The government's 'work experience' programme highlights a widespread doublethink about the role of incentives.
On the one hand, participants in the scheme are threatened with a loss of benefits if they leave after more than a week - presumably to incentivize them to stay on it.
On the other hand, though, the government seems unaware of a perverse incentive in the scheme - that firms have little incentive to hire permanent staff if they know they there's a supply of almost free labour. Iain Duncan Smith says that 'of around 1,400 individuals who have taken part in the Work Experience placement at Tesco, more than 300 have been taken on in permanent roles' without telling us how many people Tesco would have employed without the scheme,
What's going on here is a common theme. Whilst plenty of attention is paid to the incentives that the unemployed need to find work - as if poverty and unhappiness were not incentive enough - the incentives that companies and the rich face don't get such scrutiny.

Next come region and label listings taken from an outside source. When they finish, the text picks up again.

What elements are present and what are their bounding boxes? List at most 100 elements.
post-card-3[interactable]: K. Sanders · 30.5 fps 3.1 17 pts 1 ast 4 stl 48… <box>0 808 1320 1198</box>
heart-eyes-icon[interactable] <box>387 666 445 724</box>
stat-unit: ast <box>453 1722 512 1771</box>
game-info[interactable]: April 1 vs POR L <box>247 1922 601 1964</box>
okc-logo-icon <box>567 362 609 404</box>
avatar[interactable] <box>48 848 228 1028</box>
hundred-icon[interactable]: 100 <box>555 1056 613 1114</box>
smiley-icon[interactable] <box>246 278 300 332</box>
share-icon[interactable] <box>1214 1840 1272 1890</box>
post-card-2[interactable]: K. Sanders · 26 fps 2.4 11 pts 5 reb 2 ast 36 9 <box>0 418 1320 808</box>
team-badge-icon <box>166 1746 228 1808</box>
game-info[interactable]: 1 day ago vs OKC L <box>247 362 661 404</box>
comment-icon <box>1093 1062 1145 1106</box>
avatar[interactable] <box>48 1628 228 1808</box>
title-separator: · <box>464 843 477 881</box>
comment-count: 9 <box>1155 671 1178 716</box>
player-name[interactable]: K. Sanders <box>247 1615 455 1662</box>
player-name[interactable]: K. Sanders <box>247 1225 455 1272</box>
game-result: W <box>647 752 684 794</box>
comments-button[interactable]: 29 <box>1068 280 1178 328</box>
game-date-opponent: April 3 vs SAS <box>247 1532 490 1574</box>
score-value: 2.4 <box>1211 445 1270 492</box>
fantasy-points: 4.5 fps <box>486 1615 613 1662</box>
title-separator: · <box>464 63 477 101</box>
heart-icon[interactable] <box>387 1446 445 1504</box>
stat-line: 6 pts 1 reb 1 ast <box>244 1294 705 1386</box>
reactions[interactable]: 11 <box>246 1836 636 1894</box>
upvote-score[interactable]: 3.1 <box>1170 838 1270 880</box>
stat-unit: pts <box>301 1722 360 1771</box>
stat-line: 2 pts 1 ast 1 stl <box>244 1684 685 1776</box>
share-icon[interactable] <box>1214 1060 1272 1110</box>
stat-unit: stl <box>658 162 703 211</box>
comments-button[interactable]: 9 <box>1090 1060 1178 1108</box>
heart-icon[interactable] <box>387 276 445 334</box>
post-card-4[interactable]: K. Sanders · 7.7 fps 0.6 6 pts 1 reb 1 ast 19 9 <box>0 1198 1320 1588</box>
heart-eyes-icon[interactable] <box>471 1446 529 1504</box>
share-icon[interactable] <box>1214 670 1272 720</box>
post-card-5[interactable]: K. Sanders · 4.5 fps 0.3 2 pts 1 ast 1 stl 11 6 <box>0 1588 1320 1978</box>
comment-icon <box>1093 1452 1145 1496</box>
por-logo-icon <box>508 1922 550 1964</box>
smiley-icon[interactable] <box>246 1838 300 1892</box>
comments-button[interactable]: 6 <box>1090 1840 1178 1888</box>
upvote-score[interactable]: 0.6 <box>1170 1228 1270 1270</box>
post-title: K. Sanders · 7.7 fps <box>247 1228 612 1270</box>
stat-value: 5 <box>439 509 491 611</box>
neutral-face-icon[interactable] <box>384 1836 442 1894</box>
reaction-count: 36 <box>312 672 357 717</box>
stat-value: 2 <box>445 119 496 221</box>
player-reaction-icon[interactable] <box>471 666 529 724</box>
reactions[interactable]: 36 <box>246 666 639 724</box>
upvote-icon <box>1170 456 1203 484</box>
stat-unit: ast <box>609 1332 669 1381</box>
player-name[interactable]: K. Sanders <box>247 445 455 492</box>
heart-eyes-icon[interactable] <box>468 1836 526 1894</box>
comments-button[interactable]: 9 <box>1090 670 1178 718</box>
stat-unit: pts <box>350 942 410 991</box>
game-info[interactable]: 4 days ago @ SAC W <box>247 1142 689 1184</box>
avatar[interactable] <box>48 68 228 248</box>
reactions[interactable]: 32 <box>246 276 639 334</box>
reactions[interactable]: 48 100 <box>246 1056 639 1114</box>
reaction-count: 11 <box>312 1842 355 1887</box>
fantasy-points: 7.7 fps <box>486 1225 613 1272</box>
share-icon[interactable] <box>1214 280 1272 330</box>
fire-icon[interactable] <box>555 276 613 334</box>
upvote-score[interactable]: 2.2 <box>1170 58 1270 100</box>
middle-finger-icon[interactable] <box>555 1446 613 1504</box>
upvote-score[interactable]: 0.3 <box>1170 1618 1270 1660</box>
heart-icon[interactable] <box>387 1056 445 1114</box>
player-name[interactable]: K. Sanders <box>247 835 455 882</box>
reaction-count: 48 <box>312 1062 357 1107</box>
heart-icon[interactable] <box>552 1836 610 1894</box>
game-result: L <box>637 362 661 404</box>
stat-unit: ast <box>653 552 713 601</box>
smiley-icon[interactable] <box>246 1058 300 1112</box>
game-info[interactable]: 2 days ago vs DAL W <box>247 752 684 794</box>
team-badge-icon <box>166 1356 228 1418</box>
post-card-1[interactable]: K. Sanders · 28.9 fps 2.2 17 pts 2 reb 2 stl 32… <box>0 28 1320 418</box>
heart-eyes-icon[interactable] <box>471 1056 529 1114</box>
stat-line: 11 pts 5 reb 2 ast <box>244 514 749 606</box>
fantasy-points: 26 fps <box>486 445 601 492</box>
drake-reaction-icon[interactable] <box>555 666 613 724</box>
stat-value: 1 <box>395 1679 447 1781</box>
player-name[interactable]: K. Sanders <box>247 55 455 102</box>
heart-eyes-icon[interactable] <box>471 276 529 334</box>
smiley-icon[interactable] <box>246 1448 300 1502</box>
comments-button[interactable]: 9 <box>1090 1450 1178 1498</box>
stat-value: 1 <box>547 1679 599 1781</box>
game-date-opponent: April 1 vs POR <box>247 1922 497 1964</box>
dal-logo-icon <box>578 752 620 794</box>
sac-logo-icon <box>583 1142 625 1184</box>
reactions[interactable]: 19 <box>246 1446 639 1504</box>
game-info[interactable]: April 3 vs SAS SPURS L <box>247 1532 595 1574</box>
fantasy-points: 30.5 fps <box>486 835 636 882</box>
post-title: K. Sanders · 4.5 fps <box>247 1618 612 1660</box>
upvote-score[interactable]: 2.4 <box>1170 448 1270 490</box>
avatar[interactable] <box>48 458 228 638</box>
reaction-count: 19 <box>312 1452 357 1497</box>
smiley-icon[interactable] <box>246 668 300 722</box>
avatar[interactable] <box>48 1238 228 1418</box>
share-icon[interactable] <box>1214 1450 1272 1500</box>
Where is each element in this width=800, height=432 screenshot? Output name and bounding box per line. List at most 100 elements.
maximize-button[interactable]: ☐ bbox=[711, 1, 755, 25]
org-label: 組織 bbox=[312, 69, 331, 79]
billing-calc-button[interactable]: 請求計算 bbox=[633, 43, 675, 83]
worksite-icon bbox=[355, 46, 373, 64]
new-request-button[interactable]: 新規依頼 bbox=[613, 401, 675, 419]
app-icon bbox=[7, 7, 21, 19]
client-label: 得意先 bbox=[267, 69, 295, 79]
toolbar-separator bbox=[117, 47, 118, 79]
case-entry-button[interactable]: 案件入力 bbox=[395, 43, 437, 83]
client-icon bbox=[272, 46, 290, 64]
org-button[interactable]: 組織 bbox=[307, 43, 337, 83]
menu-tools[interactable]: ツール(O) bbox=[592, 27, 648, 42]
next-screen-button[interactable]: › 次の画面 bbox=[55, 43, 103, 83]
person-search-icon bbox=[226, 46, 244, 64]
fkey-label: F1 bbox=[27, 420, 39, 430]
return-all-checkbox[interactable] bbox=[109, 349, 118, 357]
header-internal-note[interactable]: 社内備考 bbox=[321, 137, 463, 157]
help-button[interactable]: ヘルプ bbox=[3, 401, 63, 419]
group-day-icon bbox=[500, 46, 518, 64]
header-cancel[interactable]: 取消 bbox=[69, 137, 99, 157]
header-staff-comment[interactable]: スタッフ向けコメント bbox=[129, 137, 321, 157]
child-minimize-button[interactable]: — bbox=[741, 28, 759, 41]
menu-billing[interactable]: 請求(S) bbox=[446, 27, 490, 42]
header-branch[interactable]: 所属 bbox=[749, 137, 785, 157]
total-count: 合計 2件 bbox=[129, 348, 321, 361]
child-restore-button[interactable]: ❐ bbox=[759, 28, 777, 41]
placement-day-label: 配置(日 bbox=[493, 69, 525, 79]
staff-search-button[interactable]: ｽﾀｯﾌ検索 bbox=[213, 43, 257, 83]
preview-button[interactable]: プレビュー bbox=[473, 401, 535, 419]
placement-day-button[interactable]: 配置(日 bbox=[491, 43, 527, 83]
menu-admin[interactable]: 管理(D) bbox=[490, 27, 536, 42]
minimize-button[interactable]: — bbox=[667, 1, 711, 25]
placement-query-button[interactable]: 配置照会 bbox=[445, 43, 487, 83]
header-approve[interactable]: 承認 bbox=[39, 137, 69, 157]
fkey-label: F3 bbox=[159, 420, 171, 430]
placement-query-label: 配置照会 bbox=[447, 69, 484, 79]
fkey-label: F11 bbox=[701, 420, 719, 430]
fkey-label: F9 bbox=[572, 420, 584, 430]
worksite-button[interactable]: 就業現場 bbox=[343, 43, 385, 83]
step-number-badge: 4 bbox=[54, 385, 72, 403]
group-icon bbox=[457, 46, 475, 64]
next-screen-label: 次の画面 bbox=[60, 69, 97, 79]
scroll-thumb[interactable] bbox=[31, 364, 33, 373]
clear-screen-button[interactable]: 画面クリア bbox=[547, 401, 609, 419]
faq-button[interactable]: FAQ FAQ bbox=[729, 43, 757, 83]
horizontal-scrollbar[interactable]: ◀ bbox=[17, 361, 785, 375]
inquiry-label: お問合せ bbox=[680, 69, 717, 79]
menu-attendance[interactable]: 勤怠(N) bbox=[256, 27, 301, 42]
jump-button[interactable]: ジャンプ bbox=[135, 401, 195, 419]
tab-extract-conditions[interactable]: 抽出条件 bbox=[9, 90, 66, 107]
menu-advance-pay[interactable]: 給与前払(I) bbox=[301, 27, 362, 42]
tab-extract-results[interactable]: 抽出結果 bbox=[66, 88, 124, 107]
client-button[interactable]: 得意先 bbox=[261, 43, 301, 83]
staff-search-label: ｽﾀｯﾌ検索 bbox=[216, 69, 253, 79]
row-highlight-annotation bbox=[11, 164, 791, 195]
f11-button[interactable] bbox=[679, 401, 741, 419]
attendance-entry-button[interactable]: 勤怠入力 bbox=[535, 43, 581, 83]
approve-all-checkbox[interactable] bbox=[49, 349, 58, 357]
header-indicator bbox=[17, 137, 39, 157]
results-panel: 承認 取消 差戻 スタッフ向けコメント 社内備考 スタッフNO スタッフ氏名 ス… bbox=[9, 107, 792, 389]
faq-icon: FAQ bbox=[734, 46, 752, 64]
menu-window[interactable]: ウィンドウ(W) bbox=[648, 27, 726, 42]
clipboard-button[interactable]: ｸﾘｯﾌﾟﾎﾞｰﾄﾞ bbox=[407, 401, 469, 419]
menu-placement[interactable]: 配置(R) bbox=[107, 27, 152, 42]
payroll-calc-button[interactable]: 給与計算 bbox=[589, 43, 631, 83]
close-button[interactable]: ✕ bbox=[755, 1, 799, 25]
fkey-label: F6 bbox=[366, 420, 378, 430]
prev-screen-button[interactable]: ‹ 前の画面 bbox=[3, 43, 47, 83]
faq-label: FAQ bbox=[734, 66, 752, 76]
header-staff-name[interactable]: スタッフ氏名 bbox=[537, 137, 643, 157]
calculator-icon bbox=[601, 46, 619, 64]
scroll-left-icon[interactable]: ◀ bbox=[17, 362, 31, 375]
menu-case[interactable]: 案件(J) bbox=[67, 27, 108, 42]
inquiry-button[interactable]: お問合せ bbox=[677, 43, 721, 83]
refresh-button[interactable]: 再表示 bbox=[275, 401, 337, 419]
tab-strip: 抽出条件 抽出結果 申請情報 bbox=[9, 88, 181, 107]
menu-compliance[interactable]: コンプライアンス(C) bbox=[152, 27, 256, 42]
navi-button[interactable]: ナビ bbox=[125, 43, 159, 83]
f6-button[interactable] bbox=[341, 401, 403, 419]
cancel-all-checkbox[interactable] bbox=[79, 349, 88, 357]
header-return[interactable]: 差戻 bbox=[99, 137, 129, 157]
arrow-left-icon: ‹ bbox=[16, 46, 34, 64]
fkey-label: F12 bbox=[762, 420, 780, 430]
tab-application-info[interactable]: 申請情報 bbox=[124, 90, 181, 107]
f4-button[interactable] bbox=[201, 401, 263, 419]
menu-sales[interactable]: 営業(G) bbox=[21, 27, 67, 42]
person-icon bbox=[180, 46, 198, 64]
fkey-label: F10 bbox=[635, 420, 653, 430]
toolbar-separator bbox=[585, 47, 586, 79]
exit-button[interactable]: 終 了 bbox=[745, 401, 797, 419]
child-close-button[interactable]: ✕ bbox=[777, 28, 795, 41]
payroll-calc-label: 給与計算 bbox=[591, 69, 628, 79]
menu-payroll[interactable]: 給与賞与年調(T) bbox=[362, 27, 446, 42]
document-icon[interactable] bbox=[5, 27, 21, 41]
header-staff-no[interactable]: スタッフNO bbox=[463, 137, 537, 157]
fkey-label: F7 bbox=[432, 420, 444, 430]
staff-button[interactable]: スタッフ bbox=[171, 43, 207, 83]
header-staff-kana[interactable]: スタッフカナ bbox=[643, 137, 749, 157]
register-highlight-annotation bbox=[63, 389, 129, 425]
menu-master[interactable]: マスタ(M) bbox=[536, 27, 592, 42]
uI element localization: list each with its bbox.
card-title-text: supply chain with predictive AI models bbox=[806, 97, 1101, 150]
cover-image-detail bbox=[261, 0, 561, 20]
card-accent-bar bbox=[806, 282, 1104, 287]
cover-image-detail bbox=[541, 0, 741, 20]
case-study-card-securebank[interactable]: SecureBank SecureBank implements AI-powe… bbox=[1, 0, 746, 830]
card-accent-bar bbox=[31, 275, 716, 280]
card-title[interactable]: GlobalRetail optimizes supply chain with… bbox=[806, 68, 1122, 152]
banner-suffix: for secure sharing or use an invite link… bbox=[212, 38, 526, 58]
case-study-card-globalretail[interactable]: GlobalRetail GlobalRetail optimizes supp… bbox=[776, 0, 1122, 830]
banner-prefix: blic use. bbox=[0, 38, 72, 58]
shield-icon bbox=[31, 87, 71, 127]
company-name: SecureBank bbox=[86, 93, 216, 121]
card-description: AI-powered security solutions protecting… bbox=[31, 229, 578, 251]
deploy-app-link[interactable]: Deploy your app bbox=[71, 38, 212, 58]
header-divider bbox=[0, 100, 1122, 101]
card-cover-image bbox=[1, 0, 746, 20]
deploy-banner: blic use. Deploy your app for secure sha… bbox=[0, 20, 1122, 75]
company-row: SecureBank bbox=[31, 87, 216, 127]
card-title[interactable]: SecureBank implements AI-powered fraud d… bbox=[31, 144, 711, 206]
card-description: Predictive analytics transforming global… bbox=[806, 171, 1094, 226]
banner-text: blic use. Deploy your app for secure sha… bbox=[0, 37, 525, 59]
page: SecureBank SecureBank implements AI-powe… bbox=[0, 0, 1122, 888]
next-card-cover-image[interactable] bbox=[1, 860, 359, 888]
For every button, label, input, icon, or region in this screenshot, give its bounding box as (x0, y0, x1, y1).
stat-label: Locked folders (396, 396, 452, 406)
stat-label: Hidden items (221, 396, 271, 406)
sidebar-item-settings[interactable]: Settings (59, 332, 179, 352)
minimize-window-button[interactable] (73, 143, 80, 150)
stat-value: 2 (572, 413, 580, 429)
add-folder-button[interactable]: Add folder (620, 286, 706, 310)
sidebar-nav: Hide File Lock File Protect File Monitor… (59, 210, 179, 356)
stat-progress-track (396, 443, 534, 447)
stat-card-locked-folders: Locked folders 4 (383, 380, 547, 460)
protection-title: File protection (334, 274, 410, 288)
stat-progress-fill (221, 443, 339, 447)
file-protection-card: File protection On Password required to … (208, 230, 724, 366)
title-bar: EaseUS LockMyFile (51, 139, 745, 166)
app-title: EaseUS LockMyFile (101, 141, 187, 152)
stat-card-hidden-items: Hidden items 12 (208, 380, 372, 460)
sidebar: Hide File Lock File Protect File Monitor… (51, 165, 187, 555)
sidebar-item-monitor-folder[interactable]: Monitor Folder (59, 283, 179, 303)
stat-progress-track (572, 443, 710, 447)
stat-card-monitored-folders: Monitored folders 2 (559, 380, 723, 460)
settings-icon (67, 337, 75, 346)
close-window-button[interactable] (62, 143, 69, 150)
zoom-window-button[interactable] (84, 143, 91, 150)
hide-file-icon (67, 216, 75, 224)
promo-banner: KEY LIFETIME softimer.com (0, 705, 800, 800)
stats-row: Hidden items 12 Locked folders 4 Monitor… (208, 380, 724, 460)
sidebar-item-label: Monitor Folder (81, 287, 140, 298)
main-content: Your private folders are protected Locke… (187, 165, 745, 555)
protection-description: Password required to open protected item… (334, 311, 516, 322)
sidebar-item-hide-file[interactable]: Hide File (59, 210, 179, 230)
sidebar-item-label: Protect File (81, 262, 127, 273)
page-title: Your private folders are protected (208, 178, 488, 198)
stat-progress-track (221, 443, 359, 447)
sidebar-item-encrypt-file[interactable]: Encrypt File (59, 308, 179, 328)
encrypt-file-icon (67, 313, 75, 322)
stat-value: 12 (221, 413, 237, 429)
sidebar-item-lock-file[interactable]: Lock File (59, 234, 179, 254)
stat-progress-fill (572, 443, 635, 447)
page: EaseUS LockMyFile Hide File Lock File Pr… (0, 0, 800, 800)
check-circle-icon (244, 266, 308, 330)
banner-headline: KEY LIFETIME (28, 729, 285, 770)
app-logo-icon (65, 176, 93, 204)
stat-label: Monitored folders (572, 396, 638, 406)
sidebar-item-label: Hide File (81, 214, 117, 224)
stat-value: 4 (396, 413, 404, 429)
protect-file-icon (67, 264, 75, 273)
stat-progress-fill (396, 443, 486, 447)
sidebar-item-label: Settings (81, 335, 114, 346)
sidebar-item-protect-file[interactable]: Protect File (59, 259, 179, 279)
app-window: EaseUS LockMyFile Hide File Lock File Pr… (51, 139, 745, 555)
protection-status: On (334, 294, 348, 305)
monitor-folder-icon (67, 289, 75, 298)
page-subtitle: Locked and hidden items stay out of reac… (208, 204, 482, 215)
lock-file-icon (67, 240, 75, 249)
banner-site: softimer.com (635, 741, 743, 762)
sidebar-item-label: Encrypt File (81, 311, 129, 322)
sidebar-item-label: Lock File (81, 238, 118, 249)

And yet their incentives should come under attention, because there's a decent body of evidence now to suggest that making the rich richer might not work. High pay and bonuses are not just about greed and unfairness, but might also be inefficient. For example:
- Financial incentives can crowd out other, better, forms of motivation such as social norms or professional pride.
- They can encourage short-term target-chasing, which worsens corporate performance.
- Fines can do better at elicting performance than bonuses.
- Bonuses can lead to people free-riding on the efforts of others.
- The Yerkes-Dodson law predicts that high stakes can lead to worse performance - a prediction corroborated by experiments.
Despite all this evidence, the dominant view amongst the managerialist class seems to still be that bosses need high pay to incentivize them. And this claim does not get the scrutiny it should.
In this sense talk of incentives is highly ideological. The managerialist class decides what's efficient. And what's efficient is whatever is in its own interest, regardless of what the science says. As George Carlin said:
Conservatives say if you don't give the rich more money, they will lose their incentive to invest. As for the poor, they tell us they've lost all incentive because we've given them too much money.
Except that it's not just Conservatives who believe this today.